Une première étude réalisée en 2014 (Evrard et al., 2014) a permis de montrer que les concentrations de plutonium dans les sols ou les sédiments de rivières de la région de Fukushima sont de l’ordre de quelques dizaines de femtogrammes par gramme d’échantillon. Ce plutonium provient de deux sources : (1) les essais thermonucléaires atmosphériques des années 1960 et (2) l’accident de Fukushima. Pour déterminer la contribution relative de ces deux sources de plutonium qui se trouve dans les sols et les sédiments de cette région du Japon, il faut analyser leur composition isotopique. Pour y parvenir, il est nécessaire de concentrer et purifier le plutonium des échantillons par des méthodes de séparation et purification radiochimiques, puis de réaliser des mesures isotopiques avec un spectromètre de masse par plasma à couplage inductif de haute sensibilité et équipé d’un dispositif de multi-collection des ions. Ces techniques sont maîtrisées par le Département Analyse, Surveillance, Environnement (DASE) de la Direction des Applications Militaires (DAM) du CEA sur le site de Bruyères-le-Châtel (Essonne).

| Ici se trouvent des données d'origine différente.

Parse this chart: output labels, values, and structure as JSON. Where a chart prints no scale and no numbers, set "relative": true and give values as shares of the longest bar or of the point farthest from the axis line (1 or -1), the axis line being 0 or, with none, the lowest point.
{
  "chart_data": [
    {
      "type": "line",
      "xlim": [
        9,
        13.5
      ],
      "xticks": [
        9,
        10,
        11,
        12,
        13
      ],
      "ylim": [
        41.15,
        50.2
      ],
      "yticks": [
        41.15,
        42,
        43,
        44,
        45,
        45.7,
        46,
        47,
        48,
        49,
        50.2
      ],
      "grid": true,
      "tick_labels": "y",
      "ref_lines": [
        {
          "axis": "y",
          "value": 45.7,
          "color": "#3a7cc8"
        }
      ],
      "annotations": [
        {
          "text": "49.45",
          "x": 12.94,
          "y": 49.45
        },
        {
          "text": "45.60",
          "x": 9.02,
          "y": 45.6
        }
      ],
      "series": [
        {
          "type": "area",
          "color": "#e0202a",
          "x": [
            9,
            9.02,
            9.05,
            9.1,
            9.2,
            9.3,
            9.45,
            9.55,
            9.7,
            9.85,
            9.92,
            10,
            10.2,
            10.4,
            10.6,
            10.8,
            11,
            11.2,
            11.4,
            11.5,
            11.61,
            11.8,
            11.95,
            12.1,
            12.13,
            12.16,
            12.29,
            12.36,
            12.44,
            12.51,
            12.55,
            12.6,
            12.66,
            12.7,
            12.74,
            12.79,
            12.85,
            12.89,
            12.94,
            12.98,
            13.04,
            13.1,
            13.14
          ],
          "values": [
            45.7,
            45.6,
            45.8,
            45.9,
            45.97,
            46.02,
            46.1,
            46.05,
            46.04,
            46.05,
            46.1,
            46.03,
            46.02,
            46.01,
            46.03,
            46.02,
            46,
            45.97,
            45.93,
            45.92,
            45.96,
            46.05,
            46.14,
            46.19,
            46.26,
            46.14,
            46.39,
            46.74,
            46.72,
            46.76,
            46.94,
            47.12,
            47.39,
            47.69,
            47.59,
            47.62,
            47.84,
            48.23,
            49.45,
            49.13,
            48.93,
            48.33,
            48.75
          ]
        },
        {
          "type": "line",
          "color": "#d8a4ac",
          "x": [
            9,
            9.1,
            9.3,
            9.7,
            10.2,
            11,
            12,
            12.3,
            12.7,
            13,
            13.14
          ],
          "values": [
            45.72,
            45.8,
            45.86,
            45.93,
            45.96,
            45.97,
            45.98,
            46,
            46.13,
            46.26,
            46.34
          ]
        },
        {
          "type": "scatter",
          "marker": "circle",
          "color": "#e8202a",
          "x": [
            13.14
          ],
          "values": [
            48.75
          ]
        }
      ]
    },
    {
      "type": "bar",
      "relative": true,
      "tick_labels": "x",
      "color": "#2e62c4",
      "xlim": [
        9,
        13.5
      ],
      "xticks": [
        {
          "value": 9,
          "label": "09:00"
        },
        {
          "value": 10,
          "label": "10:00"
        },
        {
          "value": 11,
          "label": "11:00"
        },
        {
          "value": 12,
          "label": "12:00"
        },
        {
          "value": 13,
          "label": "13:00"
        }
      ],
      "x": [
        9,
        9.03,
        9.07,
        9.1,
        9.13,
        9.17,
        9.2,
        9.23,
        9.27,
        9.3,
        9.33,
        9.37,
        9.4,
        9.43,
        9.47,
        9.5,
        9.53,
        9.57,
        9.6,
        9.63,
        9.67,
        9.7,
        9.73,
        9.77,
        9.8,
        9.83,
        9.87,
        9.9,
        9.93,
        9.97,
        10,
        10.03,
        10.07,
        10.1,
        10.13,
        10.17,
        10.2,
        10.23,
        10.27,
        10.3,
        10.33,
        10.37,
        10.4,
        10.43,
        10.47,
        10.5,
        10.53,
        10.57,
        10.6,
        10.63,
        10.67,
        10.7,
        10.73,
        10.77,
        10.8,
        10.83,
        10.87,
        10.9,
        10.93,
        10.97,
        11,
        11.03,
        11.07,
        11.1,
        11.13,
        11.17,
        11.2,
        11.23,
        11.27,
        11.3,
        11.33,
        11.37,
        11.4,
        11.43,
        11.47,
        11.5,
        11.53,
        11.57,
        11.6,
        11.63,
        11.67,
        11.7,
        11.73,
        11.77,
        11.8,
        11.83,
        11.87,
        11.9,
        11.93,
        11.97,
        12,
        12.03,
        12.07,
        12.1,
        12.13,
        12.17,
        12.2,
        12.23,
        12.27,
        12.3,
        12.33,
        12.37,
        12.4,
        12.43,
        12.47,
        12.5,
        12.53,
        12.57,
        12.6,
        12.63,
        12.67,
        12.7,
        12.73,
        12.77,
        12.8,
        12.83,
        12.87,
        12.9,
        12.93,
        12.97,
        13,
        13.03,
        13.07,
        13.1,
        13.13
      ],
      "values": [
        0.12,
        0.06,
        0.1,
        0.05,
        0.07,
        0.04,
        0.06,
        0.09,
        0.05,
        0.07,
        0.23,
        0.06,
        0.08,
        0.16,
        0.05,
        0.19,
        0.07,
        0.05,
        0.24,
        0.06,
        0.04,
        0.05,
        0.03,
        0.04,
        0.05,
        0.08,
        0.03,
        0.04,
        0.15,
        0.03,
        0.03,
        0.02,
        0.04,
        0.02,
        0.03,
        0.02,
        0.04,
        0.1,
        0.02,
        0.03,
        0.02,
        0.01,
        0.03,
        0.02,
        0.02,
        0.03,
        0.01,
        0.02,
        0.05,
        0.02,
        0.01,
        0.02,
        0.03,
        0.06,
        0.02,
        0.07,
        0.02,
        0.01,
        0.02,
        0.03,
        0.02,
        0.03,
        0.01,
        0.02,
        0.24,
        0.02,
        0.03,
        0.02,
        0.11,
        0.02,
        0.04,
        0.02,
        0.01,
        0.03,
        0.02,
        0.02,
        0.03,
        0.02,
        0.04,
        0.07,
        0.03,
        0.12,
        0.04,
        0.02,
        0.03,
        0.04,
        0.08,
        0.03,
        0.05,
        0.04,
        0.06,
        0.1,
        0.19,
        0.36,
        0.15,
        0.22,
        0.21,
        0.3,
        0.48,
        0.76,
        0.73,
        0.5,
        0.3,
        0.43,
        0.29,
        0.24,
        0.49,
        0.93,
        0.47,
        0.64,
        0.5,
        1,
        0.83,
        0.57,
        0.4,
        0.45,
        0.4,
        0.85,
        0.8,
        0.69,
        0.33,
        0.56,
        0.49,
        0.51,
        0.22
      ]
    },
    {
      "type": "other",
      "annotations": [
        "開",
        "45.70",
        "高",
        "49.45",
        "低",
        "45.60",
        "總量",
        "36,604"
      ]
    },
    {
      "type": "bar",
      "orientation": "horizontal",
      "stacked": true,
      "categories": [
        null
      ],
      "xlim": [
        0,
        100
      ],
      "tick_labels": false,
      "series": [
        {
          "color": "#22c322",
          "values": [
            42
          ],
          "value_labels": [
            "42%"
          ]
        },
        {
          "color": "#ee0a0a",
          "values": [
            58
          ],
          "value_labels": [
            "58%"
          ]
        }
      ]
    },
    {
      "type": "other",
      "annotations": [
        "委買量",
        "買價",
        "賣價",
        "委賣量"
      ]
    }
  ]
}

Décontamination des rizières dans le village d’Iitate (Préfecture de Fukushima, Japon) © CEA
Ces résultats ont été obtenus dans le cadre du projet AMORAD (Amélioration des modèles de prévision de la dispersion et d’évaluation de l’impact des radionucléides au sein de l’environnement) financé par le programme des investissements d’avenir en radioprotection et sûreté nucléaire (projet ANR-11-RSNR-0002).